A shipwreck, record heat, 14 foot waves, and heavy rain top the list of Michigan weather events on this day in history. From the National Weather Service archives here are the events that happened on Oct. 22.
In 1903, the wood schooner Saveland, while carrying coal, lumber or light, was torn away from the steamer Gettysburg and thrown against some pilings by a northern gale. Punctured, she sank to her main deck, and then pounded to pieces in Grand Marais, harbor on Lake Superior.
An extended October warm spell in 1953, culminates with record highs around 80 degrees. At Grand Rapids, it is the third consecutive day with record high temperatures. The records start with 83 degrees on Oct. 20, then 85 degrees on Oct. 21, and finally 82 degrees on Oct. 22.
In 1972, Flint reports 2.4 inches of rain on the 21st and the 22nd. A three day period of cold rain engulfed Southeast Michigan. Around three inches of rain fell around the Flint area into the Saginaw valley while Detroit received about 1.5 inches. Temperature highs were mainly in the 40s and 50s. Later October of 1972 was the third coldest in Saginaw and seventh coldest in Flint and 11th coldest in Detroit.
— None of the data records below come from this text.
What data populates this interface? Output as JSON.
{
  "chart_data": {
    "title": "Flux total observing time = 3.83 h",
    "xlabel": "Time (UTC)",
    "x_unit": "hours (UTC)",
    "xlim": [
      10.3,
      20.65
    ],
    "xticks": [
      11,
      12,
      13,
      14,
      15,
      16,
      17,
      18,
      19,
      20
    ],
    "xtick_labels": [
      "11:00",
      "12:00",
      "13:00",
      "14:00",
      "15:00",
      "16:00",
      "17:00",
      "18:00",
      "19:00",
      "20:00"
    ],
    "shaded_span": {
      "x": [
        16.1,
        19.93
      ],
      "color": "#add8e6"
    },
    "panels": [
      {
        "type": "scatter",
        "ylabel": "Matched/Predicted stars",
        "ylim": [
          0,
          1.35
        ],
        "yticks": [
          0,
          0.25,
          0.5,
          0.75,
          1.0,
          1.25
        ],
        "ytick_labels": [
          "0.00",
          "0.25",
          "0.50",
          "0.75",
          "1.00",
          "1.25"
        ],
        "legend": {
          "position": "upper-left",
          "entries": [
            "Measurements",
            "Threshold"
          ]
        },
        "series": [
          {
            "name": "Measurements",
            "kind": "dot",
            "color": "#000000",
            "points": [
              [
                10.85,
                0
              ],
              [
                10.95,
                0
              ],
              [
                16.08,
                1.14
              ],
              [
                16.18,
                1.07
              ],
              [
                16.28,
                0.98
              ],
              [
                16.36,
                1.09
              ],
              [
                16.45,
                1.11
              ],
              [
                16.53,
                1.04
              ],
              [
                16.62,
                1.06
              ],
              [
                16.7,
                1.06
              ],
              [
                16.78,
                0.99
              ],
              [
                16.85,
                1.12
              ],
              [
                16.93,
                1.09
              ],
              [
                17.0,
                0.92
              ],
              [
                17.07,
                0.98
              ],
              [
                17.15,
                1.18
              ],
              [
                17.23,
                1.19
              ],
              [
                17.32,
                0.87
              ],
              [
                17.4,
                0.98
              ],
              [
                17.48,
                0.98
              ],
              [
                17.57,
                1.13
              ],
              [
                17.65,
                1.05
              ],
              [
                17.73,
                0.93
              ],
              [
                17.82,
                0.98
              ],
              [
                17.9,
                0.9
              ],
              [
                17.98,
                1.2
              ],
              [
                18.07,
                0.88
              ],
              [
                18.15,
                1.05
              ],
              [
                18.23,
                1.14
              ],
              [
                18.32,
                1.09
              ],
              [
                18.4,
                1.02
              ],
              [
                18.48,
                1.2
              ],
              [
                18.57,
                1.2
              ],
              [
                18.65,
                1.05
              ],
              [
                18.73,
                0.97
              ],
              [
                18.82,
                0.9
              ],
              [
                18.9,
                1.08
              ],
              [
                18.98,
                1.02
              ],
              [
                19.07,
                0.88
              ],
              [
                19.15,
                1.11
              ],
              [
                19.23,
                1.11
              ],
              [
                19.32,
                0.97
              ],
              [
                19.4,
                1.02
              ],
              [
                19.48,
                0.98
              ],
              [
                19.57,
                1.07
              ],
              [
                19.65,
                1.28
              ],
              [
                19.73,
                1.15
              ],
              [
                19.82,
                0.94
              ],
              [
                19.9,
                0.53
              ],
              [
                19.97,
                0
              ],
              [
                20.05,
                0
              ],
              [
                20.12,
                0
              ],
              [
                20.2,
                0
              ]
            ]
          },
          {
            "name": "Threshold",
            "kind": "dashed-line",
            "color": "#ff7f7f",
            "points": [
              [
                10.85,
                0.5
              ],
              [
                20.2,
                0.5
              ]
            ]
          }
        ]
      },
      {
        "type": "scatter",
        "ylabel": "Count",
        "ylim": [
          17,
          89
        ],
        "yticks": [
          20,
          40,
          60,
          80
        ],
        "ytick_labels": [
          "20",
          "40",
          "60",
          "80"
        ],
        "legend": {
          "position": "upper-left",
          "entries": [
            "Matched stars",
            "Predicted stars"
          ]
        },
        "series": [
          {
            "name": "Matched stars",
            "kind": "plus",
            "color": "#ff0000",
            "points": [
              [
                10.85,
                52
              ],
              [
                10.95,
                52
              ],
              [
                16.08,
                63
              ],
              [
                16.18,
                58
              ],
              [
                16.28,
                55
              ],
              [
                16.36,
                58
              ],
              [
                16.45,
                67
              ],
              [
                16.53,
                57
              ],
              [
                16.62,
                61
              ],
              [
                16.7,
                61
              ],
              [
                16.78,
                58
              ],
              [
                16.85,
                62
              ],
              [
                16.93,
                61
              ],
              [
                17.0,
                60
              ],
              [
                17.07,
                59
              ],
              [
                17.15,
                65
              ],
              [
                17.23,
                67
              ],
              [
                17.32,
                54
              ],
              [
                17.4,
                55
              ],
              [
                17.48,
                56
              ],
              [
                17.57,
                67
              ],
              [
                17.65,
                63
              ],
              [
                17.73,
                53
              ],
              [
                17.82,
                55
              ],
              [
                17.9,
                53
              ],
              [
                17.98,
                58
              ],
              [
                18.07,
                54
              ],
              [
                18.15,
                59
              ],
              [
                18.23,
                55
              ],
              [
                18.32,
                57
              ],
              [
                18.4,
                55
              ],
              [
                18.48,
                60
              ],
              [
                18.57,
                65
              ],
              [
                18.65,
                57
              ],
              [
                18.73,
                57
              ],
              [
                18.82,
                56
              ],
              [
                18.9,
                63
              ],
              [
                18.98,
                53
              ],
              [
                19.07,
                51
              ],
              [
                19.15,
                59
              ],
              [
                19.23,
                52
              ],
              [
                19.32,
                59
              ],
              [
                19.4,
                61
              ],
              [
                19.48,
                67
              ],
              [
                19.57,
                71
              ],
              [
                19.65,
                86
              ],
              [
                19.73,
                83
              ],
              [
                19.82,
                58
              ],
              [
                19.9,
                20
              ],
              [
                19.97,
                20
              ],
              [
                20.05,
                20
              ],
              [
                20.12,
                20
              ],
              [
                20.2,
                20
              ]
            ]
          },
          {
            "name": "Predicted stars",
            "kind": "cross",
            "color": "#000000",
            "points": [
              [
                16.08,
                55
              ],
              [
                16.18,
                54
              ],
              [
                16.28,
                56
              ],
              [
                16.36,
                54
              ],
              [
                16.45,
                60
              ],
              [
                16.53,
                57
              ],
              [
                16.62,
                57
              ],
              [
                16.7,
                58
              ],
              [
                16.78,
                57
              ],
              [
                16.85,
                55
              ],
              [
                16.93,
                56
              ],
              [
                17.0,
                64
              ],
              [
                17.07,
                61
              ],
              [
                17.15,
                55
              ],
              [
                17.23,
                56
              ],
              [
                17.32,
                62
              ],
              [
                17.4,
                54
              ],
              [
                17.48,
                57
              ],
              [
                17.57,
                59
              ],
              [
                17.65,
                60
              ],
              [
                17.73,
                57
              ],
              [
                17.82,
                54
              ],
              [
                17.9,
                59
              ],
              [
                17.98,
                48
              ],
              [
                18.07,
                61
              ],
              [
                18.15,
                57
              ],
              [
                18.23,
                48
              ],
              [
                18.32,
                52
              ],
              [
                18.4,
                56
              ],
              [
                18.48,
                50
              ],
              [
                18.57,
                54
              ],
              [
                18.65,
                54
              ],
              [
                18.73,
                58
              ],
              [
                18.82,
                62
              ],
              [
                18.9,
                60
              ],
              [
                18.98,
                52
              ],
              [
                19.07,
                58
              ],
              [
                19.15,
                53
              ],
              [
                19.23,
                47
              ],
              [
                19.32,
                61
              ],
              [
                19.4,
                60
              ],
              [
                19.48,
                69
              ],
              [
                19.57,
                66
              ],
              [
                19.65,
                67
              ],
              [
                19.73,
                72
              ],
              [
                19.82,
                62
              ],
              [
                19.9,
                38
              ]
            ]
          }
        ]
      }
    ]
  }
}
A deep low pressure center north of Lake Superior in 1999, moved slowly east with strong northwest winds blowing across Lake Superior and northern Upper Michigan. Winds of 30 to 40 knots with gusts to as high as 67 knots were reported and numerous reports of local power and telephone outages caused by limbs and trees blown down across the utility lines in the counties along Lake Superior. Downed trees blocked roads near Eagle Harbor. Fourteen foot waves caused minor shoreline erosion in a few locations along the western shoreline of the Keweenaw Peninsula from Ontonagon to Copper Harbor. Twenty foot waves pounded the shores of Lake Superior from east of Munising to Whitefish point with minor beach erosion and shoreline flooding in a few locations. 21,000 dollars of property damage and 2000 dollars of crop damage were done with this wind event.
In 2002, record daily snowfall occurred at Weather Forecast Office in Marquette with 5.5 inches. Eight to 13 inches of snow fell in Marquette County. A quick moving low pressure system moved east from the plains on Oct. 21. Although the surface low pressure was relatively weak, the system slowed down as it moved over the southern Great Lakes. The northeast flow over Lake Superior allowed lake enhancement of the precipitation. Some places in central Upper Michigan observed record snowfall for so early in the season. There was a widespread eight to nine inch accumulation over much of Marquette County, with a 10 to 12 inch deep swath from Little Lake and Champion to Negaunee and Big Bay. The Marquette National Weather Service Office was blanketed by 13 inches of heavy wet snow. The snow began on the morning of the 21st and ended in the morning of the 22nd.